I am importing Salmon output with tximport
to get gene-level expression levels using the suggested approach:
txi = tximport(quant_files, type = "salmon", tx2gene = tx2gene, countsFromAbundance = "lengthScaledTPM")
Generally, this works as expected. However, sometimes I notice a large discrepancy between TPMs (txi$abundance
) and counts/lengthScaledTPMs (txi$counts
).
For example, I am looking at one sample where the TPMs for the top two genes are 676,935 and 54,165 (this is clearly a problematic library), but the top two counts/lengthScaledTPMs are 661,979 and 3,917. Top 10 genes are 83% of total for TPMs, but 99.7% for counts. 97% of the genes end up with counts between 0 and 0.01. For comparison, in the original Salmon estimates, top 10 are 33% of the total. I am confident in the tximport
results, but what would cause such behavior? Can I trust any of the values?
My concern was that the top gene is 67% of total by TPMs, but 98% by counts. I understand the relative increase or decrease. The part that worries me is that a single gene is soaking up nearly all of the reads. Regardless of any scaling or normalization, it's hard to reconcile all other genes essentially disappearing.
By original estimates, I assume you mean the ones direct from Salmon (without
tximport
). There are 993 genes with over 10 counts, so the library is substantially more balanced. The top gene is only 42k (less than 10% of total).Long genes do take all the counts, this is a property of RNA-seq data.

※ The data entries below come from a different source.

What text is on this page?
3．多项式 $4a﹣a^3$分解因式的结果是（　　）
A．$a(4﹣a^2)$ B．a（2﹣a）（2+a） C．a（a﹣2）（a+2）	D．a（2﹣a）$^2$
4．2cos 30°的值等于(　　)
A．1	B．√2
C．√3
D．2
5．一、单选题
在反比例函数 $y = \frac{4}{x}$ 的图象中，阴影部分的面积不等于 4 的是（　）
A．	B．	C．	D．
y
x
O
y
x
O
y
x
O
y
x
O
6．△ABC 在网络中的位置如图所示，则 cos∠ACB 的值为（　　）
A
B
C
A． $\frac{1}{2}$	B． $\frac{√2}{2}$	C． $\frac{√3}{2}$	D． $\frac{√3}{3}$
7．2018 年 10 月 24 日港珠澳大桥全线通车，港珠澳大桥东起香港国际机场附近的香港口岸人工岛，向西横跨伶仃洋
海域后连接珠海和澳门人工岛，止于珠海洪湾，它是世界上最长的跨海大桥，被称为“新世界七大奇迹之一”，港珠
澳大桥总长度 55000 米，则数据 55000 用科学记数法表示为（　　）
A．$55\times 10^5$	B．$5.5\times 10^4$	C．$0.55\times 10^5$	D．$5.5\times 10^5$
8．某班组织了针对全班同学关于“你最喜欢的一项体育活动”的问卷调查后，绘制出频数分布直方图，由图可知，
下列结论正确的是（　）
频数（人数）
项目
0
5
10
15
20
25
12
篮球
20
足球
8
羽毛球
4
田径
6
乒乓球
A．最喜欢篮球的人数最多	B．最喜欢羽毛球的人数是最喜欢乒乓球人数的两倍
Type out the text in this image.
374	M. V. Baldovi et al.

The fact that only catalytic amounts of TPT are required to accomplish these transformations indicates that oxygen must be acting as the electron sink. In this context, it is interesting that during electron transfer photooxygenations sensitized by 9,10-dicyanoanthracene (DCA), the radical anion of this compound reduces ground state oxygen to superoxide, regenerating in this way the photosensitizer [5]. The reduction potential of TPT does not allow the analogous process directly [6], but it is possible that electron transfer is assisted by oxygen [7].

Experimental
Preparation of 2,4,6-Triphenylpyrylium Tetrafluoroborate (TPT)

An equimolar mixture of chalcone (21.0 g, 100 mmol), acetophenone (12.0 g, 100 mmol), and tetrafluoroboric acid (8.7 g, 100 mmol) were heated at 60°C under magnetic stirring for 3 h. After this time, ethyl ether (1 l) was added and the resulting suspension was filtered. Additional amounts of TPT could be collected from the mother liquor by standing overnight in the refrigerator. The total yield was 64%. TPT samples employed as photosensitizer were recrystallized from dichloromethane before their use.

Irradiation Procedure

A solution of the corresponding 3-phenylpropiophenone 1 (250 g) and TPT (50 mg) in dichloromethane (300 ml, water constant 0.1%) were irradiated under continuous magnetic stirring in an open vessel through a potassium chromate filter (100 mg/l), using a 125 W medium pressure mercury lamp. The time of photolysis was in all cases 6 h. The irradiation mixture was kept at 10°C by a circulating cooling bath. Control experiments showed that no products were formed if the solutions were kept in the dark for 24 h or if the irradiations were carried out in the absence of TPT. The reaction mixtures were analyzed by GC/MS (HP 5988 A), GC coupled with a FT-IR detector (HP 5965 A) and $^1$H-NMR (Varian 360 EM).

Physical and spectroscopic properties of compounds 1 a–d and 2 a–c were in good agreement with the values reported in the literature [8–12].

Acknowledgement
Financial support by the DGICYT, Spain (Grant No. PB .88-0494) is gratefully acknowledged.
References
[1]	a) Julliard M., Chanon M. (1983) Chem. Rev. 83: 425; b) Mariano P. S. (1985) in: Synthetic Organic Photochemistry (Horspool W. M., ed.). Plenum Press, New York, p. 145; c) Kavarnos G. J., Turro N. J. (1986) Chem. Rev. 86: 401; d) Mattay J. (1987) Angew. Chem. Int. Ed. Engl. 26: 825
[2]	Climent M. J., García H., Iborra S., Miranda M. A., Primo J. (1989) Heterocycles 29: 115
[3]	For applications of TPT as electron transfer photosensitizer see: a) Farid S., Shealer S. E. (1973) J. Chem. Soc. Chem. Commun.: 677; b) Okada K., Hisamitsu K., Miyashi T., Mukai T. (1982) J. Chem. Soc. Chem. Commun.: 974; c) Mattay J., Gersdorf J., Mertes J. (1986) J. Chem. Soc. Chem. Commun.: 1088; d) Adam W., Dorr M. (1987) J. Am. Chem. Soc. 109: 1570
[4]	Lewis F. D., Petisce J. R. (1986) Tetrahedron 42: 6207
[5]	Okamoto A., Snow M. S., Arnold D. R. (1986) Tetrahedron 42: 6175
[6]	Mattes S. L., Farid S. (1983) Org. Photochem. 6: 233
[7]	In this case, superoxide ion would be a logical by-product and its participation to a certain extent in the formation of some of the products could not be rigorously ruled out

Ok so 993 genes with original counts greater than 10, how many for lengthScaledTPM?
For lengthScaledTPM, only 33 with counts greater than 10.
I think if this sample is peculiar among your other samples as having 67% of the TPM from one gene, then the counts from abundance approach may not work. But you may also need to discard that samples for QC reasons?
The problem is that I have a lot of samples that are not much better, so it's hard to define a cutoff.
I also tried the more traditional STAR/featureCounts approach and had only 64k total counts. The top gene from Salmon only had 20. Clearly, there is something very odd about this sample.
I would think I am doing something wrong, but I don't see such huge discrepancies when dealing with good quality samples.
There is probably not a clear answer, but I was hoping to figure out what might be the cause.